Many Senators who support health care reform have made public commitments not to vote for any bill without a public option.  Such pronouncements are not cheap talk.  The pledge can be broken of course but constituents and fellow legislators will hold to account a Senator who breaks it.

And they can be relevant.  A commitment not to vote for the Baucus bill raises the costs of proposing that bill because the pledged Senator would have to be compensated for breaking his pledge if he is going to be brought on board.  In a simple bargaining game, the pledge will be made if and only if the cost of breaking the pledge is higher than the proposer is willing to pay.  In this case the Baucus bill would not be proposed.
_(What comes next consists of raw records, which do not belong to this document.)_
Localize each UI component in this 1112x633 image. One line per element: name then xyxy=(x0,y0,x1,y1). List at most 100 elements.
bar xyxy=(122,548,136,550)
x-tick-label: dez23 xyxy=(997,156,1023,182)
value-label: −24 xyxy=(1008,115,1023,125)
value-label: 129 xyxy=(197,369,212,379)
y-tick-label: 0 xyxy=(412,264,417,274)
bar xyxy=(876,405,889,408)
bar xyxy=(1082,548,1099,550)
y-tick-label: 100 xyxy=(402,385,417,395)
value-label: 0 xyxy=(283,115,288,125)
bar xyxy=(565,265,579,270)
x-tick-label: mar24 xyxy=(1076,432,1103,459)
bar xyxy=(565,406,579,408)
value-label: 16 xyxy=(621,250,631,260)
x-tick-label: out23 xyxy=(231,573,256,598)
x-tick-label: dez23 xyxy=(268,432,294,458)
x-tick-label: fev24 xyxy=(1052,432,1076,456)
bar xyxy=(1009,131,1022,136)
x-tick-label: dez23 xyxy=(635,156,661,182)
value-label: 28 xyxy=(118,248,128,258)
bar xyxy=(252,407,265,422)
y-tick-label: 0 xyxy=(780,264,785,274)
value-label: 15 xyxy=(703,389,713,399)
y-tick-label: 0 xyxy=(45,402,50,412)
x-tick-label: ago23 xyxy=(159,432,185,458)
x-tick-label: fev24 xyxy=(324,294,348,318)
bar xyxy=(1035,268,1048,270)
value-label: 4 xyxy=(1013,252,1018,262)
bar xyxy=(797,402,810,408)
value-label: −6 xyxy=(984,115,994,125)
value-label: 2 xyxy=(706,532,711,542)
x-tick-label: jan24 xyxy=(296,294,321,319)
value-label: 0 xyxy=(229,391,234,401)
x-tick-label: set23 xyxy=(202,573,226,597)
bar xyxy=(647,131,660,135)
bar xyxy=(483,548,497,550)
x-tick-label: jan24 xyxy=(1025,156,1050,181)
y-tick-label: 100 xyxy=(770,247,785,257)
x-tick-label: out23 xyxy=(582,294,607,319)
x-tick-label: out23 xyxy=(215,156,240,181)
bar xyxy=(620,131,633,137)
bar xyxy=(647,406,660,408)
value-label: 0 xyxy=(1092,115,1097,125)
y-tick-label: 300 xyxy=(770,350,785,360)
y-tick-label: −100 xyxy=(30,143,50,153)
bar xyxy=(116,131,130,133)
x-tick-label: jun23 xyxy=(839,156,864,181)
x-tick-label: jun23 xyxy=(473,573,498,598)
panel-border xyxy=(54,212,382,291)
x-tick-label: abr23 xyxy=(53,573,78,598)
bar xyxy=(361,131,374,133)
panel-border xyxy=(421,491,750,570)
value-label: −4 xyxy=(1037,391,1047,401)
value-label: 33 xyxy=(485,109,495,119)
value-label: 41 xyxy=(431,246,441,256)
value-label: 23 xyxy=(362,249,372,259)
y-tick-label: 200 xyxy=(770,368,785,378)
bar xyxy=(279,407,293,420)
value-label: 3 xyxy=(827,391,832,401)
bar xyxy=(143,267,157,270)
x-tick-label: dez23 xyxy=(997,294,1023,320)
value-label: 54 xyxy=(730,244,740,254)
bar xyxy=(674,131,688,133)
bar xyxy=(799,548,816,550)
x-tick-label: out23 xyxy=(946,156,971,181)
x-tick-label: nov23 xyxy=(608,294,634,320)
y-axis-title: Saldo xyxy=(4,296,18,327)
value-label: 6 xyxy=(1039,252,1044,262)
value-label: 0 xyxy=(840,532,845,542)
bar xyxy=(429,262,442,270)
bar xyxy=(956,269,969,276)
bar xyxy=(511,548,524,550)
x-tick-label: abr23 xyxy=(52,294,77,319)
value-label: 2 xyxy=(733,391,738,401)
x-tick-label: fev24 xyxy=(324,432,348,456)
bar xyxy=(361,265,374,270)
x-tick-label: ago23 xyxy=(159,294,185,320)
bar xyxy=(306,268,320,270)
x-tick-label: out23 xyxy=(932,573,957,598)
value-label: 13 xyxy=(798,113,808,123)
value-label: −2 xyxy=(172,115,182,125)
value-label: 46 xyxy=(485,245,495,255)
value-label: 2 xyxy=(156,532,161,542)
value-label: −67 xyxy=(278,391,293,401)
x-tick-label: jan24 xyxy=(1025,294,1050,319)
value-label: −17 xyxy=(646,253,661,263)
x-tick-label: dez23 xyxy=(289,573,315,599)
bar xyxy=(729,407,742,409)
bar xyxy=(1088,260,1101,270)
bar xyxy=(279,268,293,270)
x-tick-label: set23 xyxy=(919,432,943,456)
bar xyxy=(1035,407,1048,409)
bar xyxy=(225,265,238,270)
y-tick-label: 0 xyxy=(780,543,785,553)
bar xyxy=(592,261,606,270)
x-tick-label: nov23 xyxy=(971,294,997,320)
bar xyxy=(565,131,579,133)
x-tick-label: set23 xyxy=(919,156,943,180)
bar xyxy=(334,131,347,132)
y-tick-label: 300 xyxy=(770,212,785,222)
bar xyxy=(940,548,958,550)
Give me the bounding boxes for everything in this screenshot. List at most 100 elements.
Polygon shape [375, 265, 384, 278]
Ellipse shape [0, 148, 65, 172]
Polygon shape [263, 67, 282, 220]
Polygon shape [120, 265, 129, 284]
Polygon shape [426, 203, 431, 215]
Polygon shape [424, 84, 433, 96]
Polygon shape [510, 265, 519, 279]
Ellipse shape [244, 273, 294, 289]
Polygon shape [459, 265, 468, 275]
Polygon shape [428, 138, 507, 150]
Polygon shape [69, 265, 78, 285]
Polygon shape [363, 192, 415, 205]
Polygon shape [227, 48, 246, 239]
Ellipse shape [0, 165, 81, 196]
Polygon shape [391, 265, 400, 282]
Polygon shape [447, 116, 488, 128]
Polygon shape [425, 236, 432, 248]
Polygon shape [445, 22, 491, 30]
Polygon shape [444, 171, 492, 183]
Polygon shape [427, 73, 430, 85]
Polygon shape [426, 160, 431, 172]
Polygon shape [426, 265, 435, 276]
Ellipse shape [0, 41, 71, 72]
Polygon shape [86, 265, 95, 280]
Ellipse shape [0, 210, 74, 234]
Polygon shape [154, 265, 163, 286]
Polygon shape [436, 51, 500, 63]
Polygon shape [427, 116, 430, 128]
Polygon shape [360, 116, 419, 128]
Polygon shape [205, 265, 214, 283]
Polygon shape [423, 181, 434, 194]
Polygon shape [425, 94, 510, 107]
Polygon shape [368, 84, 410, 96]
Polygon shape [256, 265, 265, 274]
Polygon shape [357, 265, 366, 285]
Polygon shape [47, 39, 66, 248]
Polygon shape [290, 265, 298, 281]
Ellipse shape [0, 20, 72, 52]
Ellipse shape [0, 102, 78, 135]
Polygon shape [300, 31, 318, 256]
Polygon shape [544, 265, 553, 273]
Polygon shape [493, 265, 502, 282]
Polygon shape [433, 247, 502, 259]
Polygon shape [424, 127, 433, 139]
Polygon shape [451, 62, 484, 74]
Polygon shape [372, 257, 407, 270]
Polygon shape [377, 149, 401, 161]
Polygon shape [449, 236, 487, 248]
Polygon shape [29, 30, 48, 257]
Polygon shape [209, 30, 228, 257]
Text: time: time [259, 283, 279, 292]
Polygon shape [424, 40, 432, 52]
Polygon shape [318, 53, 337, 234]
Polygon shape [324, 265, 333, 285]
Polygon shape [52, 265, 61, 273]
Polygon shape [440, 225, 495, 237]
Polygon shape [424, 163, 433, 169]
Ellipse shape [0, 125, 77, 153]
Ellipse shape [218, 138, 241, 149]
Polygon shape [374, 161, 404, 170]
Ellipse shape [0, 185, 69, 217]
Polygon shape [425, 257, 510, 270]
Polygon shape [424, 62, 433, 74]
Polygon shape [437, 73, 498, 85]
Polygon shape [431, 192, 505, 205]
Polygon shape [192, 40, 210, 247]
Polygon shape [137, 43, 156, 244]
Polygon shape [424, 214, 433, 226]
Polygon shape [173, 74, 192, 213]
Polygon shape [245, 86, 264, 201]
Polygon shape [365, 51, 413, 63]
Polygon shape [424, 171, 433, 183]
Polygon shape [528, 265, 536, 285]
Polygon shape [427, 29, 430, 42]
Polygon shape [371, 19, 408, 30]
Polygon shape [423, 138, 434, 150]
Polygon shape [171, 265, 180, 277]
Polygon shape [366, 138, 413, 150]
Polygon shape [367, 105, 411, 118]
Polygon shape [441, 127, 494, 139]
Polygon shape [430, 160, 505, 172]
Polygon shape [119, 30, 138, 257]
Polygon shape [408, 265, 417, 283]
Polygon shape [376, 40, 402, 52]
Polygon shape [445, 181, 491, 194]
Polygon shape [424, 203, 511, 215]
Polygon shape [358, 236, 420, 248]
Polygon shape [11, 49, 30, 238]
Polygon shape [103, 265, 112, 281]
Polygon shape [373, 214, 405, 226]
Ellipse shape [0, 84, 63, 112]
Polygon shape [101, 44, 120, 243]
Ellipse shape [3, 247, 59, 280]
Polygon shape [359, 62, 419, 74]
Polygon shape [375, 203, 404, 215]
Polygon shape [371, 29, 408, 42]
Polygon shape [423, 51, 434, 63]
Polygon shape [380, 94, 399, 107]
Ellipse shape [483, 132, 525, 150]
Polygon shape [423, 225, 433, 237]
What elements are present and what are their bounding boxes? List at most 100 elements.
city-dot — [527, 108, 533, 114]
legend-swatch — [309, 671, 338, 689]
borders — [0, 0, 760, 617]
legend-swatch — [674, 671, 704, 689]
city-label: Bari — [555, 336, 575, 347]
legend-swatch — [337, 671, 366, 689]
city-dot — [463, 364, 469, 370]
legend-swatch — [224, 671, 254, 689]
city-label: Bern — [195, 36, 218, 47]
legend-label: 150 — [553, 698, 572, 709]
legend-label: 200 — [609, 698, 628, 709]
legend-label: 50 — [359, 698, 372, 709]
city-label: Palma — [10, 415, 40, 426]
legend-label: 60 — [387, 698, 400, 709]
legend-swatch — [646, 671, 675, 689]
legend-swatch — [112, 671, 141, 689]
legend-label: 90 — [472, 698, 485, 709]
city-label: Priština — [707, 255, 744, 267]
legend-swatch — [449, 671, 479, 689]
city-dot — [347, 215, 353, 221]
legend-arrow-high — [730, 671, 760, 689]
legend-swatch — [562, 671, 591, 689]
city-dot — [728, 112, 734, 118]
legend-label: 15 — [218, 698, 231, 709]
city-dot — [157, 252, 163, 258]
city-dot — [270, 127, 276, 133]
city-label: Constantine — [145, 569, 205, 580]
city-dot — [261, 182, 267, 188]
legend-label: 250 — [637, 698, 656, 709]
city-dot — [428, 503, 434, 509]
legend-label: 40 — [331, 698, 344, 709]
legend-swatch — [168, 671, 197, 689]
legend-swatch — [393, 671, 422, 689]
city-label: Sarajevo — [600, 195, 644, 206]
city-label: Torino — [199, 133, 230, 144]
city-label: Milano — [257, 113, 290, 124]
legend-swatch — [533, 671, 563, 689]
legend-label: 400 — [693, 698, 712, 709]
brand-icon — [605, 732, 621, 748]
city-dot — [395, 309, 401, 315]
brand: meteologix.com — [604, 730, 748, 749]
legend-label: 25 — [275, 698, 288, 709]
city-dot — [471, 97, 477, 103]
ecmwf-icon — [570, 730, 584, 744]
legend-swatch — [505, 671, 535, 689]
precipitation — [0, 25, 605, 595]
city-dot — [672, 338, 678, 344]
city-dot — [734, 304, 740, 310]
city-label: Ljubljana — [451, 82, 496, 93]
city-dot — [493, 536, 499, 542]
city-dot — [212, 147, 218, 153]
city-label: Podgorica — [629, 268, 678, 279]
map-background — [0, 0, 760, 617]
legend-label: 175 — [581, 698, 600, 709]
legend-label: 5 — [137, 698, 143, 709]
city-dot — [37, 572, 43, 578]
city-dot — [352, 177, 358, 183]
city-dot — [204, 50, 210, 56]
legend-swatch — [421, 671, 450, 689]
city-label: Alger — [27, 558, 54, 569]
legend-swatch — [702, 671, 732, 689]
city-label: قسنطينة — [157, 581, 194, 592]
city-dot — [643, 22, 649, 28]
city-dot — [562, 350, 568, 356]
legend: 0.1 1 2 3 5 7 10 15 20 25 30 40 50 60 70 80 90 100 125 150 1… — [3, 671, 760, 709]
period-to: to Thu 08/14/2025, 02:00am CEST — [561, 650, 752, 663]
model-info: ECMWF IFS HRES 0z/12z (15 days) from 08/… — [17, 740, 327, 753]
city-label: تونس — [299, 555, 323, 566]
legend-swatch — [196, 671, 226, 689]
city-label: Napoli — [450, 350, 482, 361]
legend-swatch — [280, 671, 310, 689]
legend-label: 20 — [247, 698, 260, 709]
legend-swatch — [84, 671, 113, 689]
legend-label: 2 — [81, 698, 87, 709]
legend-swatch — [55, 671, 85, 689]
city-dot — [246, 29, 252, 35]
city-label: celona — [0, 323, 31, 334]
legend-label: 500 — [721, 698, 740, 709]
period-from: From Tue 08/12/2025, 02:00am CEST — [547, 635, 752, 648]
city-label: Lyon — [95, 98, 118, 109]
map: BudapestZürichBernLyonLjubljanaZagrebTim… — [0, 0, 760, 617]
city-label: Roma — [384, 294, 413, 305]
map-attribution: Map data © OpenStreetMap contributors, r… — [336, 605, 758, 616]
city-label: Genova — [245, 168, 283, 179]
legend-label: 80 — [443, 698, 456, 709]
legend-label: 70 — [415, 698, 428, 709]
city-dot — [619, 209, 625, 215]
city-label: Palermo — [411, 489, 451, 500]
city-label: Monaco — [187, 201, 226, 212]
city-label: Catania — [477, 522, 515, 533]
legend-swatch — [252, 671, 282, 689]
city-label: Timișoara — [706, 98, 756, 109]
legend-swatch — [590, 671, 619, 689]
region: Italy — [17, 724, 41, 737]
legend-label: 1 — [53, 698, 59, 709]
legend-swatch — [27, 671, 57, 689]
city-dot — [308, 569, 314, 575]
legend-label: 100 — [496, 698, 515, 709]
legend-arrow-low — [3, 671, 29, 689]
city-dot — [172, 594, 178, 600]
But legislative bargaining is not so simple.  Each Senator has only one vote.  A Senator who commits not to vote for the Baucus bill effectively moves the median voter (for that bill) one Senator to the right.  This changes things in three ways by comparison to simple bargaining.

  1. The committed Senator will not be the median voter and so he will not be part of the bargaining.
  2. There is presumably a relatively small gap between the old median and the new so the costs imposed by the pre-commitment are much smaller.
  3. In the event that the gambit fails and the Baucus bill is proposed, it will be a worse bill from the perspective of the gambiteer (it will be farther to the right.)

This means that the commitment is a much less attractive strategy in the legislative setting and it loses much of its relevance.  That is, those who are making this commitment would probably not have been willing to vote for the Baucus bill even without any pledge.